Background to PESA
PESA is a law enacted by Government of India to cover the “Scheduled Areas”, which are not covered in the 73rd Constitutional amendment.
This particular act extends the provisions of Part IX to the Scheduled Areas of the country. PESA brought powers further down to the Gram Sabha level.
The Gram Sabha in the Panchayat Act were entrusted with wide ranging powers starting from consultation on land acquisition to that of ownership over minor forest produces and leasing of minor minerals.
PESA became operative at a time when Indian economy was opening up all its frontiers to foreign direct investment. The mining sector, which is mostly located in the scheduled areas of the country where PESA operates, were made open to MNCs and the Indian Corporate sector for exploitation of mineral resources at a throwaway price.
One of the highlighting features of PESA is its suggestion that, every Gram Sabha shall be competent to safeguard and preserve the traditions and customs of the people, their cultural identity, community resources and the customary mode of dispute resolution.
It has further provided that the Gram Sabha or Panchayats at appropriate level shall have the following powers:
- To be consulted on matters of land acquisition and resettlement.
- Grant prospecting license for mining lease for minor minerals and concessions for such activities.
- Planning and management of minor water bodies.
- The power to enforce prohibition or to regulate or restrict the sale and consumption of any intoxicant.
- The ownership of minor forest produces.
- The power to prevent alienation of land and to restore any unlawfully alienated land of a scheduled tribe.
- The power to manage village markets.
- The power to exercise control over money lending to scheduled tribes.
While giving such wide-ranging powers to Gram Sabhas or Panchayats, PESA has further given an added responsibility to States that they may endow Panchayats with powers and authority as may be necessary to enable them to function as institutions of self-government.
It also contains safeguards to ensure that Panchayats at higher level do not assume the powers and authority of any Panchayats at the lower level or the Gram Sabha.
Problems with PESA
- Dilution of role of Tribal Advisory Councils: PESA comes under the Fifth Schedule, which mandates Tribal Advisory Councils to oversee tribal affairs and also gives extrajudicial, extra constitutional powers to the Governors of each State to intervene in matters where they see tribal autonomy being compromised.
- However, the councils, with the Chief Minister as their chairperson, have evolved into a non-assertive institution amid the machinations of upper-class politics, and its representatives hardly speak against the State governments’ policies.

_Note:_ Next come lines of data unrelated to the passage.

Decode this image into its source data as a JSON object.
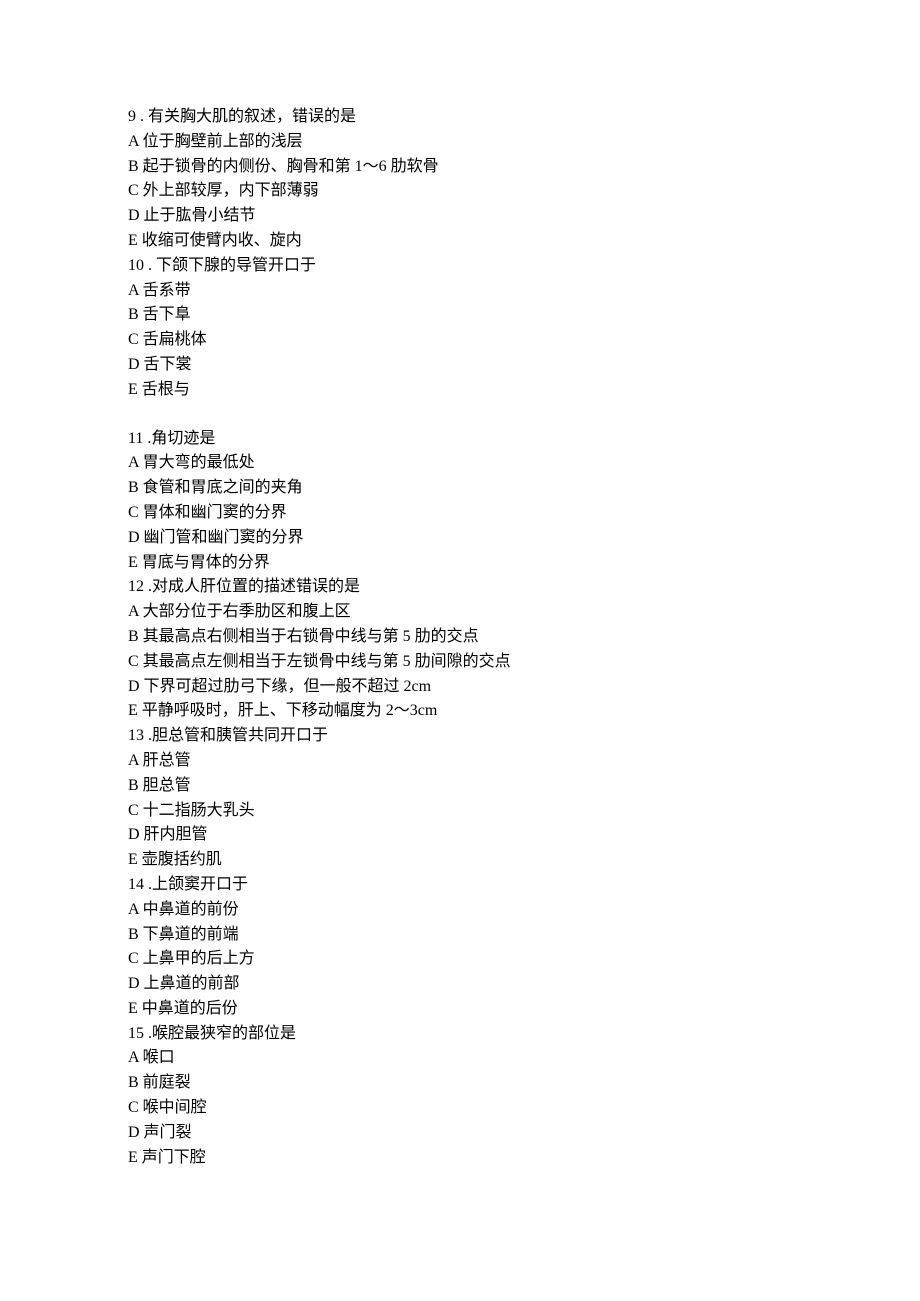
{
  "questions": [
    {
      "num": "9",
      "sep": " . ",
      "stem": "有关胸大肌的叙述，错误的是",
      "options": [
        "A 位于胸壁前上部的浅层",
        "B 起于锁骨的内侧份、胸骨和第 1～6 肋软骨",
        "C 外上部较厚，内下部薄弱",
        "D 止于肱骨小结节",
        "E 收缩可使臂内收、旋内"
      ]
    },
    {
      "num": "10",
      "sep": " . ",
      "stem": "下颌下腺的导管开口于",
      "options": [
        "A 舌系带",
        "B 舌下阜",
        "C 舌扁桃体",
        "D 舌下裳",
        "E 舌根与"
      ]
    },
    {
      "num": "11",
      "sep": " .",
      "stem": "角切迹是",
      "options": [
        "A 胃大弯的最低处",
        "B 食管和胃底之间的夹角",
        "C 胃体和幽门窦的分界",
        "D 幽门管和幽门窦的分界",
        "E 胃底与胃体的分界"
      ]
    },
    {
      "num": "12",
      "sep": " .",
      "stem": "对成人肝位置的描述错误的是",
      "options": [
        "A 大部分位于右季肋区和腹上区",
        "B 其最高点右侧相当于右锁骨中线与第 5 肋的交点",
        "C 其最高点左侧相当于左锁骨中线与第 5 肋间隙的交点",
        "D 下界可超过肋弓下缘，但一般不超过 2cm",
        "E 平静呼吸时，肝上、下移动幅度为 2～3cm"
      ]
    },
    {
      "num": "13",
      "sep": " .",
      "stem": "胆总管和胰管共同开口于",
      "options": [
        "A 肝总管",
        "B 胆总管",
        "C 十二指肠大乳头",
        "D 肝内胆管",
        "E 壶腹括约肌"
      ]
    },
    {
      "num": "14",
      "sep": " .",
      "stem": "上颌窦开口于",
      "options": [
        "A 中鼻道的前份",
        "B 下鼻道的前端",
        "C 上鼻甲的后上方",
        "D 上鼻道的前部",
        "E 中鼻道的后份"
      ]
    },
    {
      "num": "15",
      "sep": " .",
      "stem": "喉腔最狭窄的部位是",
      "options": [
        "A 喉口",
        "B 前庭裂",
        "C 喉中间腔",
        "D 声门裂",
        "E 声门下腔"
      ]
    }
  ]
}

- The Governors, in order to have friendly relations with the Chief Ministers, have desisted from getting involved in tribal matters. Tribal activists have constantly complained that there is not even a single instance where the Governors have responded to their petitions for interventions in threatening crises, such as deepening clashes over land, mining or police excesses.
- Lack of coordination at Centre: Even if one were to expect proactive intervention from the Centre, PESA would get entangled in bureaucratic shackles. Two different ministries, the Ministry of Panchayati Raj and the Ministry of Tribal Affairs, have an overlapping influence on the implementation of PESA and they function almost without any coordination.
- Lack of operationalization: In most of the state the enabling rules are not in place more than eight years after the adoption of the Act suggests that the state governments are reluctant to operationalize the PESA mandate.
- Ignoring the spirit of PESA: The state legislations have omitted some of the fundamental principles without which the spirit of PESA can never be realised. For instance, the premise in PESA that state legislations on Panchayats shall be in consonance with customary laws and among other things traditional management practices of community resources is ignored by most of the state laws.
- Ambiguous definitions: No legal definition of the terms like minor water bodies, minor minerals etc. exist in the statute books. The states in their conformity legislations have also not defined the term leading to ambiguity and scope of interpretation by the bureaucracy.